2. Crawling news domains

Later this summer we may end up building one or more text classifier that would classify a news article based on its content (rather than the source where it was published). For example, we may build a classifier for distinguishing sensationalist vs. objective news style, a classifier for detecting right vs. left bias, etc. The first step for any of these endeavors, of course, is to collect data.

I have started to crawl the domains from the compiled file mentioned above. My approach is to tread carefully and thoughtfully in order to ensure "clean", cohesive datasets, rather than to try to automatically crawl all domains and gather as much data as possible. I hand-pick each domain to be crawled, based on information from MBFC, Open Sources, and Politifact, as well as my own judgement - only picking those domains that clearly exhibit characteristics of a potential category (ex. sensationalist, objective, pseudoscience etc.)

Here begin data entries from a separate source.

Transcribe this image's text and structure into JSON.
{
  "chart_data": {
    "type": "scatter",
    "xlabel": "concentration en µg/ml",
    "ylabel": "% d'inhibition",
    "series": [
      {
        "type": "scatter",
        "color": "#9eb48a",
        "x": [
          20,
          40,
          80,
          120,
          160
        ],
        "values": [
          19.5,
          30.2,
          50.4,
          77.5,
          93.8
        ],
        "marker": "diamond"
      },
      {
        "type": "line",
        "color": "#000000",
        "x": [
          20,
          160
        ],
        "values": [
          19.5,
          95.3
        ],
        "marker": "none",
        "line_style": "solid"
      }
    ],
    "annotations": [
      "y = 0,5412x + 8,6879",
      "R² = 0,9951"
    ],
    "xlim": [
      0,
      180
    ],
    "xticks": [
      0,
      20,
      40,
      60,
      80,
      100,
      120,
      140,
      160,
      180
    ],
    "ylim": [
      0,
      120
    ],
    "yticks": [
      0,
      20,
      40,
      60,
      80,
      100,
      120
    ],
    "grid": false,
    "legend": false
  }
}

I am still in the process of checking the domains and adding them to the crawler. As of today (6/24), I am crawling over 100 domains, accumulating more than 1k articles daily.

3. Source Checker

GSOC mentor Amra Dorjbayar (VRT) pitched an idea for a useful demo tool - a source checker that takes a text, chops into pieces, googles the result, and returns the sources that publish this text, as well as a warning if one of the sources is not reputable. I have started putting together a prototype for this:

  • Using Pattern's n-gram module, I break the text into n-grams

  • I discard n-grams that would not be useful for googling, such as n-grams that consist primarily of named entities (ex. 'Rand', 'Paul', 'of', 'Kentucky', 'Ted', 'Cruz', 'of', 'Texas', 'Mike', 'Lee') or of stop-words (ex. 'to', 'being', 'able', 'to', 'boast', 'about', 'the', 'adoption', 'of', 'a')

  • I pick a random subset of the remaining n-grams and run them through Pattern's Google API

  • I use Pattern's Intertextuality module to choose only those results that match the text

  • These results can then be matched against our file of domains, and we can return to the user information about the sources that publish the text, potentially along with some sort of graph visualization

For evaluation, I am using a random subset of the crawled news articles (see above) - I break each article into snippets of various lengths, run each snippet through the tool, and check whether the domain from which the article was crawled matches one of the domains returned by the tool.

Unfortunately, this work got stalled because of Google's API query limit, so the parameters have not yet been tested and tuned. We are currently looking into using a peer-to-peer search engine like Faroo and YACY, as well as into getting budget to continue work on the Google functionality.

Overall, I believe our project is off to a great start, and I am excited to see what we achieve in July and August.